Download Performing Shakespeare in India Book in PDF, Epub and Kindle

This book deals with Indian Shakespeare adaptations on stage, on screen, in translation, in visual culture and in digital humanities and how these constitute Indianness. It is envisaged as an important intervention in the ongoing explorations in social and cultural history, into the questions of what constitutes Indianness for the colonial and the postcolonial subject and the role that Shakespeare plays in this identity formation. Even as the conscious project of dismantling colonization and its intellectual apparatus in various forms was on from the 19th century onward, the Indian literati, intellectuals, scholars, dramaturges and film directors were engaged in deconstructing the ultimate icon of colonial presence: Shakespeare. This project was both the text and the sub-text of cultural activities like translation and stage performance and, later, cinema. Fourteen of the essays in this collection were originally papers presented in an international conference on Shakespeare in India by scholars, theatre persons and translators. The four new essays added for the revised edition along with the Afterword by renowned Shakespeare scholar Jyotsna Singh, update the ongoing narrative of the previous essays and are connected by the common thread of extraordinary negotiations of post-colonial identity issues, be they in language, in social and cultural practices, or in art forms.

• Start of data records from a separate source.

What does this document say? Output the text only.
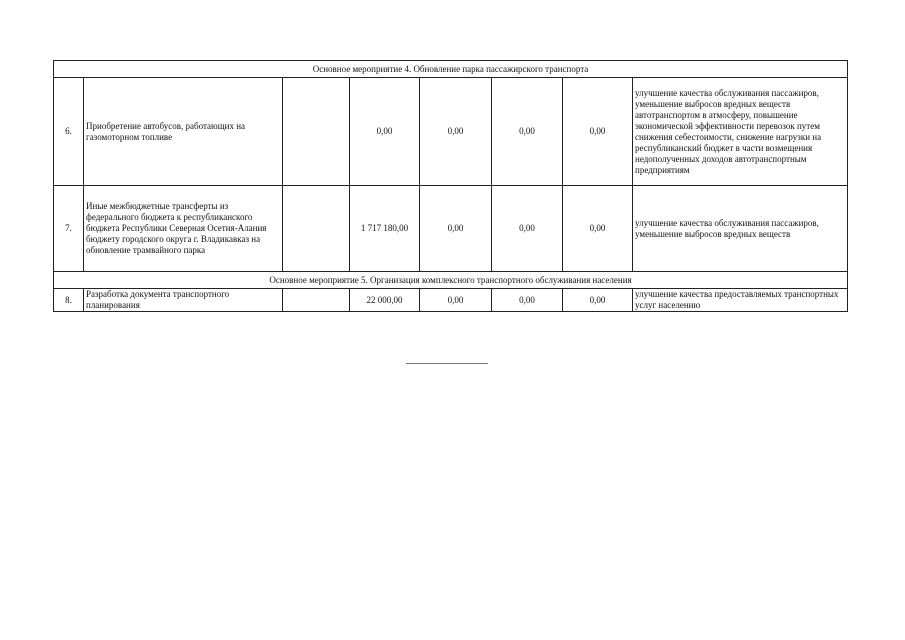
Основное мероприятие 4. Обновление парка пассажирского транспорта							
6.	Приобретение автобусов, работающих на газомоторном топливе		0,00	0,00	0,00	0,00	улучшение качества обслуживания пассажиров, уменьшение выбросов вредных веществ автотранспортом в атмосферу, повышение экономической эффективности перевозок путем снижения себестоимости, снижение нагрузки на республиканский бюджет в части возмещения недополученных доходов автотранспортным предприятиям
7.	Иные межбюджетные трансферты из федерального бюджета к республиканского бюджета Республики Северная Осетия-Алания бюджету городского округа г. Владикавказ на обновление трамвайного парка		1 717 180,00	0,00	0,00	0,00	улучшение качества обслуживания пассажиров, уменьшение выбросов вредных веществ
Основное мероприятие 5. Организация комплексного транспортного обслуживания населения							
8.	Разработка документа транспортного планирования		22 000,00	0,00	0,00	0,00	улучшение качества предоставляемых транспортных услуг населению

The Shakespearean International Yearbook

The Shakespearean International Yearbook
Author: Sukanta Chaudhuri
Publsiher: Routledge
Total Pages: 332
Release: 2017-05-15
Genre: Literary Criticism
ISBN: 9781351963589

Download The Shakespearean International Yearbook Book in PDF, Epub and Kindle

This eighth volume of The Shakespearean International Yearbook presents a special section on 'European Shakespeares', proceeding from the claim that Shakespeare's literary craft was not just native English or British, but was filtered and fashioned through a Renaissance awareness that needs to be recognized as European, and that has had effects and afterlives across the Continent. Guest editors Ton Hoenselaars and Clara Calvo have constructed this section to highlight both how the spread of 'Shakespeare' throughout Europe has brought together the energies of a wide variety of European cultures across several centuries, and how the inclusion of Shakespeare in European culture has been not only a European but also a world affair. The Shakespearean International Yearbook continues to provide an annual survey of important issues and developments in contemporary Shakespeare studies. Contributors to this issue come from the US and the UK, Spain, Switzerland and South Africa, Canada, The Netherlands, India, Portugal, Greece, France, and Hungary. In addition to the section on European Shakespeares, this volume includes essays on the genre of romance, issues of character, and other topics.